Tips for teaching Family Life merit badge today

As she drove the girls in her new Scouts BSA troop to a campout last spring, Heather O’Bannon heard plenty of stories of family distress and dysfunction.

“I’m sitting there going, ‘Wow, Family Life merit badge is going to be really interesting,’ ” the Hilliard, Ohio, Scoutmaster and merit badge counselor recalls.

In fact, the Eagle-required badge can be both interesting and challenging for many Scouts, no matter what kind of family they come from. In requirement 6 alone, they must discuss with family members such heavy topics as substance abuse, sex, family finances and family crises.

Handled well, however, the badge can be one of the most important a Scout will earn. O’Bannon and merit badge counselor Joe Debosik of Peru, Ill., offer some tips.

Defining Family

Counselors should remember that today’s families often look more like the Pritchetts from Modern Family than the Cleavers from Leave It to Beaver.

“Not everybody has a mom and dad at home,” Debosik says. “Some people have two moms, some people have two dads, some people have a grandpa, some people have an uncle, some people have just their brother.”

Debosik recommends using the word “family” more than “mom and dad” when you’re talking with Scouts.

Involving Family

No other badge requires as much family involvement as Family Life; the Scout must do nearly every requirement with his or her family.

“That’s a shift for parents, and that’s a shift for Scouts,” O’Bannon says.

On the plus side, if this is one of the first badges a Scout earns, the parents will gain an understanding of how the merit badge program works.

It’s important to make sure family members understand what’s expected of them, especially when they’re juggling multiple responsibilities. In rare cases, the counselor might have to do even more.

“If the parents are divorced or they just don’t have time to do it because they’re working or there are other siblings, you can always reach out to other people in their family,” Debosik says.

Imagining Family

Although family projects and meetings take up much of the badge, O’Bannon believes requirement 7 — discussing what makes an effective parent — might be the most important one.
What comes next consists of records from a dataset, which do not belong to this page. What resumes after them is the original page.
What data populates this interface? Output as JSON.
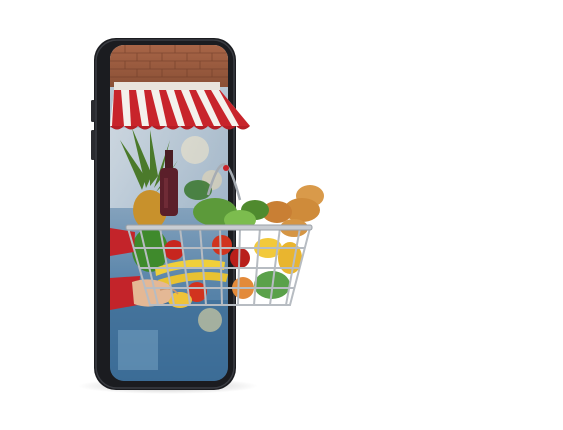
{
  "scene": {
    "description_icon": "online-grocery-phone-illustration",
    "colors": {
      "background": "#ffffff",
      "phone_body": "#1b1c20",
      "phone_edge": "#3a3c42",
      "brick": "#9b5d3f",
      "awning_red": "#c8242b",
      "awning_white": "#f4f1ec",
      "screen_sky": "#7fa0bd",
      "screen_floor": "#3d6d95",
      "basket_wire": "#b7bcc2",
      "sleeve": "#c3242a",
      "hand": "#e4b895"
    }
  }
}
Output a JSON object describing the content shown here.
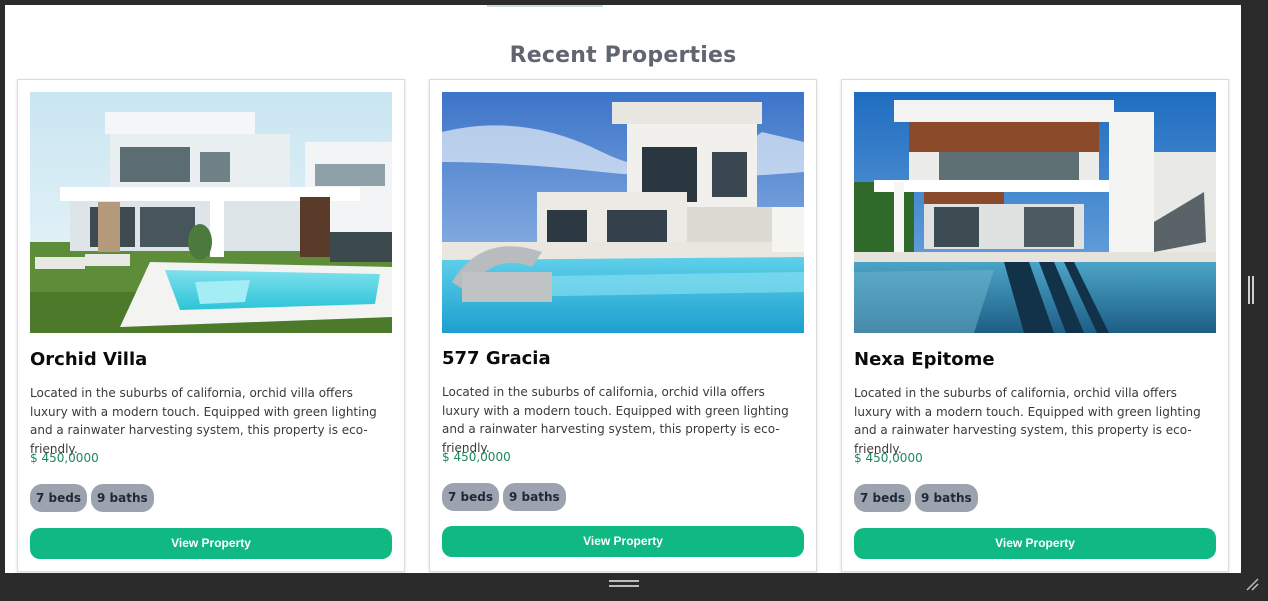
{
  "section_title": "Recent Properties",
  "colors": {
    "button": "#10b981",
    "price": "#1a8a5a",
    "tag_bg": "#9ca3af",
    "title": "#5f6670"
  },
  "properties": [
    {
      "name": "Orchid Villa",
      "description": "Located in the suburbs of california, orchid villa offers luxury with a modern touch. Equipped with green lighting and a rainwater harvesting system, this property is eco-friendly.",
      "price": "$ 450,0000",
      "beds": "7 beds",
      "baths": "9 baths",
      "button_label": "View Property"
    },
    {
      "name": "577 Gracia",
      "description": "Located in the suburbs of california, orchid villa offers luxury with a modern touch. Equipped with green lighting and a rainwater harvesting system, this property is eco-friendly.",
      "price": "$ 450,0000",
      "beds": "7 beds",
      "baths": "9 baths",
      "button_label": "View Property"
    },
    {
      "name": "Nexa Epitome",
      "description": "Located in the suburbs of california, orchid villa offers luxury with a modern touch. Equipped with green lighting and a rainwater harvesting system, this property is eco-friendly.",
      "price": "$ 450,0000",
      "beds": "7 beds",
      "baths": "9 baths",
      "button_label": "View Property"
    }
  ]
}
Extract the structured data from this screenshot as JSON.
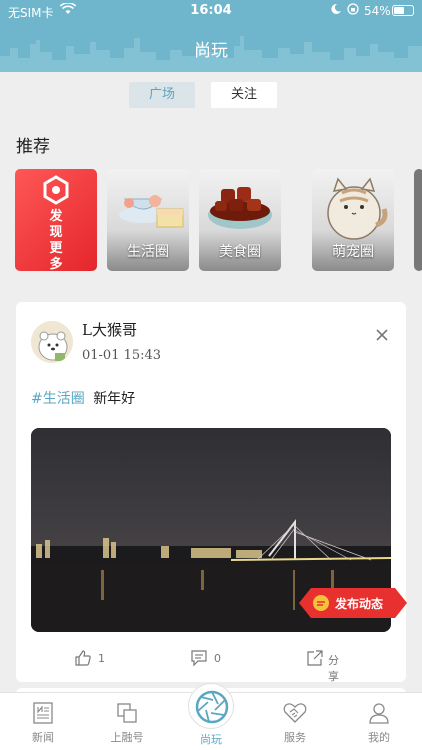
{
  "status_bar": {
    "carrier": "无SIM卡",
    "time": "16:04",
    "battery": "54%"
  },
  "header": {
    "title": "尚玩"
  },
  "tabs": [
    {
      "label": "广场",
      "active": true
    },
    {
      "label": "关注",
      "active": false
    }
  ],
  "recommend": {
    "title": "推荐",
    "discover_label": "发现更多",
    "circles": [
      {
        "label": "生活圈"
      },
      {
        "label": "美食圈"
      },
      {
        "label": "萌宠圈"
      }
    ]
  },
  "post": {
    "username": "L大猴哥",
    "time": "01-01  15:43",
    "tag": "#生活圈",
    "text": "新年好",
    "likes": "1",
    "comments": "0",
    "share_label": "分享"
  },
  "publish": {
    "label": "发布动态"
  },
  "tabbar": {
    "items": [
      {
        "label": "新闻"
      },
      {
        "label": "上融号"
      },
      {
        "label": "尚玩"
      },
      {
        "label": "服务"
      },
      {
        "label": "我的"
      }
    ]
  },
  "colors": {
    "header": "#6fb6cc",
    "accent": "#5aa7c4",
    "discover_red": "#e4262b"
  }
}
She wants Scouts to think both about what makes their parents effective (or not) and what could make themselves effective parents a decade or two from now. When Scouts complain about their family situations, she’ll say, “What kind of roles do you want to have when you grow up? Think about changes that you want to make now to make your life better later.”

When her Scouts were complaining on that car ride last spring, O’Bannon talked about the importance of open communication.

“I just gave them a little food for thought, something to kind of think about,” she says. “Then when they’re ready, they can come back.”

And then they’ll be ready to earn one of Scouting’s most important merit badges.


1 Comment

  1. This was a helpful intro to the badge, but as a MB Counselor, I would like to hear even more: Perhaps about each of the requirements. I’ve counseled this badge many times, but it’s always great to hear advice of how the badge can be taught and reviewed so that Scouts get the most out of it.